Selon des informations concordantes, les détenteurs de la dette la mieux gagée du groupe estiment que cette « action spécifique » permettrait au pouvoir public d’exercer un contrôle stratégique sans pour autant procéder à une nationalisation complète. La démarche constitue un revirement significatif : jusqu’à présent, les mêmes créanciers s’étaient préparés à engager une bataille juridique si l’État décidait de mettre la compagnie sous tutelle.

Une offre pour désamorcer la menace d’une intervention étatique

La proposition intervient alors que la situation financière de Thames Water, lourdement endettée, suscite des inquiétudes croissantes. Le nouveau locataire du 10 Downing Street, Andy Burnham, avait laissé entendre qu’il n’excluait pas le recours à une procédure de « special administration », mécanisme qui placerait temporairement l’entreprise sous le contrôle direct des autorités.

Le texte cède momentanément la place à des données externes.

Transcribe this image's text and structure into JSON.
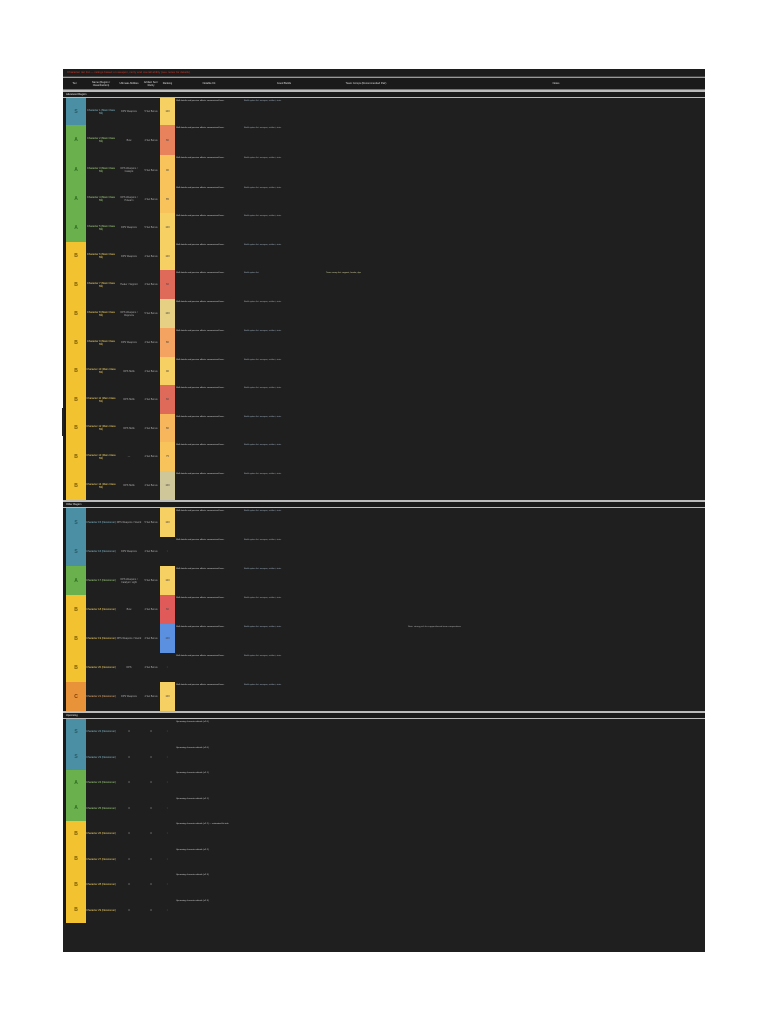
{
  "title": "Character tier list — ratings based on weapon, rarity and overall ability (see notes for details)",
  "headers": {
    "tier": "Tier",
    "name": "Name (Region / Class/Faction)",
    "weapon": "Ultimate Abilities",
    "rarity": "Artifact Set / Rarity",
    "score": "Ranking",
    "notes": "Notable Kit",
    "list": "Good Builds",
    "list2": "Team Comps (Recommended Pair)",
    "other": "Notes"
  },
  "sections": [
    {
      "label": "Advanced Region",
      "rows": [
        {
          "tier": "S",
          "name": "Character 1 (Main Class SS)",
          "weapon": "DPS Weapons",
          "rarity": "5 Set Bonus",
          "score": "100",
          "score_color": "#f7d063",
          "notes": "Skill details and passive effects summarised here.",
          "list": "Build option list: weapon, artifact, stats",
          "list2": "",
          "other": ""
        },
        {
          "tier": "A",
          "name": "Character 2 (Main Class SS)",
          "weapon": "Bow",
          "rarity": "4 Set Bonus",
          "score": "80",
          "score_color": "#e8825c",
          "notes": "Skill details and passive effects summarised here.",
          "list": "Build option list: weapon, artifact, stats",
          "list2": "",
          "other": ""
        },
        {
          "tier": "A",
          "name": "Character 3 (Main Class SS)",
          "weapon": "DPS Weapons / Catalyst",
          "rarity": "5 Set Bonus",
          "score": "90",
          "score_color": "#f7c35a",
          "notes": "Skill details and passive effects summarised here.",
          "list": "Build option list: weapon, artifact, stats",
          "list2": "",
          "other": ""
        },
        {
          "tier": "A",
          "name": "Character 4 (Main Class SS)",
          "weapon": "DPS Weapons / Polearm",
          "rarity": "4 Set Bonus",
          "score": "85",
          "score_color": "#f7c35a",
          "notes": "Skill details and passive effects summarised here.",
          "list": "Build option list: weapon, artifact, stats",
          "list2": "",
          "other": ""
        },
        {
          "tier": "A",
          "name": "Character 5 (Main Class SS)",
          "weapon": "DPS Weapons",
          "rarity": "5 Set Bonus",
          "score": "100",
          "score_color": "#f7d063",
          "notes": "Skill details and passive effects summarised here.",
          "list": "Build option list: weapon, artifact, stats",
          "list2": "",
          "other": ""
        },
        {
          "tier": "B",
          "name": "Character 6 (Main Class SS)",
          "weapon": "DPS Weapons",
          "rarity": "4 Set Bonus",
          "score": "100",
          "score_color": "#f7d063",
          "notes": "Skill details and passive effects summarised here.",
          "list": "Build option list: weapon, artifact, stats",
          "list2": "",
          "other": ""
        },
        {
          "tier": "B",
          "name": "Character 7 (Main Class SS)",
          "weapon": "Healer / Support",
          "rarity": "4 Set Bonus",
          "score": "60",
          "score_color": "#e06a5a",
          "notes": "Skill details and passive effects summarised here.",
          "list": "Build option list",
          "list2": "Team comp list: support, healer, dps",
          "other": ""
        },
        {
          "tier": "B",
          "name": "Character 8 (Main Class SS)",
          "weapon": "DPS Weapons / Claymore",
          "rarity": "5 Set Bonus",
          "score": "100",
          "score_color": "#e5d084",
          "notes": "Skill details and passive effects summarised here.",
          "list": "Build option list: weapon, artifact, stats",
          "list2": "",
          "other": ""
        },
        {
          "tier": "B",
          "name": "Character 9 (Main Class SS)",
          "weapon": "DPS Weapons",
          "rarity": "4 Set Bonus",
          "score": "80",
          "score_color": "#f4a460",
          "notes": "Skill details and passive effects summarised here.",
          "list": "Build option list: weapon, artifact, stats",
          "list2": "",
          "other": ""
        },
        {
          "tier": "B",
          "name": "Character 10 (Main Class SS)",
          "weapon": "DPS Skills",
          "rarity": "4 Set Bonus",
          "score": "90",
          "score_color": "#f7d063",
          "notes": "Skill details and passive effects summarised here.",
          "list": "Build option list: weapon, artifact, stats",
          "list2": "",
          "other": ""
        },
        {
          "tier": "B",
          "name": "Character 11 (Main Class SS)",
          "weapon": "DPS Skills",
          "rarity": "4 Set Bonus",
          "score": "60",
          "score_color": "#e06a5a",
          "notes": "Skill details and passive effects summarised here.",
          "list": "Build option list: weapon, artifact, stats",
          "list2": "",
          "other": ""
        },
        {
          "tier": "B",
          "name": "Character 12 (Main Class SS)",
          "weapon": "DPS Skills",
          "rarity": "4 Set Bonus",
          "score": "80",
          "score_color": "#f7b65c",
          "notes": "Skill details and passive effects summarised here.",
          "list": "Build option list: weapon, artifact, stats",
          "list2": "",
          "other": ""
        },
        {
          "tier": "B",
          "name": "Character 13 (Main Class SS)",
          "weapon": "—",
          "rarity": "4 Set Bonus",
          "score": "75",
          "score_color": "#f7c35a",
          "notes": "Skill details and passive effects summarised here.",
          "list": "Build option list: weapon, artifact, stats",
          "list2": "",
          "other": ""
        },
        {
          "tier": "B",
          "name": "Character 14 (Main Class SS)",
          "weapon": "DPS Skills",
          "rarity": "4 Set Bonus",
          "score": "100",
          "score_color": "#cfc79a",
          "notes": "Skill details and passive effects summarised here.",
          "list": "Build option list: weapon, artifact, stats",
          "list2": "",
          "other": ""
        }
      ]
    },
    {
      "label": "Other Region",
      "rows": [
        {
          "tier": "S",
          "name": "Character 15 (Newcomer)",
          "weapon": "DPS Weapons / Sword",
          "rarity": "5 Set Bonus",
          "score": "100",
          "score_color": "#f7d063",
          "notes": "Skill details and passive effects summarised here.",
          "list": "Build option list: weapon, artifact, stats",
          "list2": "",
          "other": ""
        },
        {
          "tier": "S",
          "name": "Character 16 (Newcomer)",
          "weapon": "DPS Weapons",
          "rarity": "4 Set Bonus",
          "score": "0",
          "score_color": "#1f1f1f",
          "notes": "Skill details and passive effects summarised here.",
          "list": "Build option list: weapon, artifact, stats",
          "list2": "",
          "other": ""
        },
        {
          "tier": "A",
          "name": "Character 17 (Newcomer)",
          "weapon": "DPS Weapons / Catalyst / Light",
          "rarity": "5 Set Bonus",
          "score": "100",
          "score_color": "#f7d063",
          "notes": "Skill details and passive effects summarised here.",
          "list": "Build option list: weapon, artifact, stats",
          "list2": "",
          "other": ""
        },
        {
          "tier": "B",
          "name": "Character 18 (Newcomer)",
          "weapon": "Bow",
          "rarity": "4 Set Bonus",
          "score": "60",
          "score_color": "#e05a5a",
          "notes": "Skill details and passive effects summarised here.",
          "list": "Build option list: weapon, artifact, stats",
          "list2": "",
          "other": ""
        },
        {
          "tier": "B",
          "name": "Character 19 (Newcomer)",
          "weapon": "DPS Weapons / Sword",
          "rarity": "4 Set Bonus",
          "score": "100",
          "score_color": "#5b8fe0",
          "notes": "Skill details and passive effects summarised here.",
          "list": "Build option list: weapon, artifact, stats",
          "list2": "",
          "other": "Note: strong pick for support-based team compositions"
        },
        {
          "tier": "B",
          "name": "Character 20 (Newcomer)",
          "weapon": "DPS",
          "rarity": "4 Set Bonus",
          "score": "0",
          "score_color": "#1f1f1f",
          "notes": "Skill details and passive effects summarised here.",
          "list": "Build option list: weapon, artifact, stats",
          "list2": "",
          "other": ""
        },
        {
          "tier": "C",
          "name": "Character 21 (Newcomer)",
          "weapon": "DPS Weapons",
          "rarity": "4 Set Bonus",
          "score": "100",
          "score_color": "#f7d063",
          "notes": "Skill details and passive effects summarised here.",
          "list": "Build option list: weapon, artifact, stats",
          "list2": "",
          "other": ""
        }
      ]
    },
    {
      "label": "Upcoming",
      "rows": [
        {
          "tier": "S",
          "name": "Character 22 (Newcomer)",
          "weapon": "0",
          "rarity": "0",
          "score": "0",
          "score_color": "#1f1f1f",
          "notes": "Upcoming character details (v2.0)",
          "list": "",
          "list2": "",
          "other": ""
        },
        {
          "tier": "S",
          "name": "Character 23 (Newcomer)",
          "weapon": "0",
          "rarity": "0",
          "score": "0",
          "score_color": "#1f1f1f",
          "notes": "Upcoming character details (v2.0)",
          "list": "",
          "list2": "",
          "other": ""
        },
        {
          "tier": "A",
          "name": "Character 24 (Newcomer)",
          "weapon": "0",
          "rarity": "0",
          "score": "0",
          "score_color": "#1f1f1f",
          "notes": "Upcoming character details (v2.1)",
          "list": "",
          "list2": "",
          "other": ""
        },
        {
          "tier": "A",
          "name": "Character 25 (Newcomer)",
          "weapon": "0",
          "rarity": "0",
          "score": "0",
          "score_color": "#1f1f1f",
          "notes": "Upcoming character details (v2.1)",
          "list": "",
          "list2": "",
          "other": ""
        },
        {
          "tier": "B",
          "name": "Character 26 (Newcomer)",
          "weapon": "0",
          "rarity": "0",
          "score": "0",
          "score_color": "#1f1f1f",
          "notes": "Upcoming character details (v2.2) — estimated kit info",
          "list": "",
          "list2": "",
          "other": ""
        },
        {
          "tier": "B",
          "name": "Character 27 (Newcomer)",
          "weapon": "0",
          "rarity": "0",
          "score": "0",
          "score_color": "#1f1f1f",
          "notes": "Upcoming character details (v2.2)",
          "list": "",
          "list2": "",
          "other": ""
        },
        {
          "tier": "B",
          "name": "Character 28 (Newcomer)",
          "weapon": "0",
          "rarity": "0",
          "score": "0",
          "score_color": "#1f1f1f",
          "notes": "Upcoming character details (v2.3)",
          "list": "",
          "list2": "",
          "other": ""
        },
        {
          "tier": "B",
          "name": "Character 29 (Newcomer)",
          "weapon": "0",
          "rarity": "0",
          "score": "0",
          "score_color": "#1f1f1f",
          "notes": "Upcoming character details (v2.3)",
          "list": "",
          "list2": "",
          "other": ""
        }
      ]
    }
  ]
}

En offrant une « golden share », les créanciers espèrent préserver leurs intérêts tout en répondant aux exigences politiques de transparence et de régulation. Ce type d’action confère généralement un droit de veto sur certaines décisions stratégiques, sans donner à l’État la propriété pleine et entière de l’actif.

Un changement de cap stratégique

Jusqu’à une date récente, les créanciers seniors multipliaient les consultations juridiques en vue de contester toute forme de nationalisation. L’option d’une action en justice était présentée comme leur principal moyen de défense. La nouvelle offre indique que les discussions de couloir ont finalement pris le pas sur l’affrontement judiciaire.

Les modalités précises de la « golden share » n’ont pas été dévoilées, mais elle devrait offrir à l’État un pouvoir de blocage sur des décisions majeures telles que les nominations de dirigeants, les cessions d’actifs ou les augmentations de tarifs. Les créanciers espèrent ainsi convaincre le gouvernement que cette solution alternative est plus efficace et moins coûteuse qu’une administration forcée.

Réactions attendues du gouvernement

Downing Street n’a pas encore officiellement répondu à cette proposition. Andy Burnham, qui a fait de la régulation des services publics l’une de ses priorités, pourrait être tenté d’examiner l’offre afin d’éviter une crise politique et financière. Toutefois, certains observateurs soulignent que la simple création d’une « golden share » ne résoudrait pas les problèmes de fond de Thames Water, notamment son endettement colossal et la vétusté de ses infrastructures.

Les jours à venir seront décisifs. Si le gouvernement rejette l’offre, les créanciers pourraient revenir à leur stratégie défensive initiale et enclencher les procédures judiciaires déjà préparées. Dans le cas contraire, un nouveau modèle de cogestion pourrait voir le jour, offrant un compromis inédit entre propriété privée et contrôle public.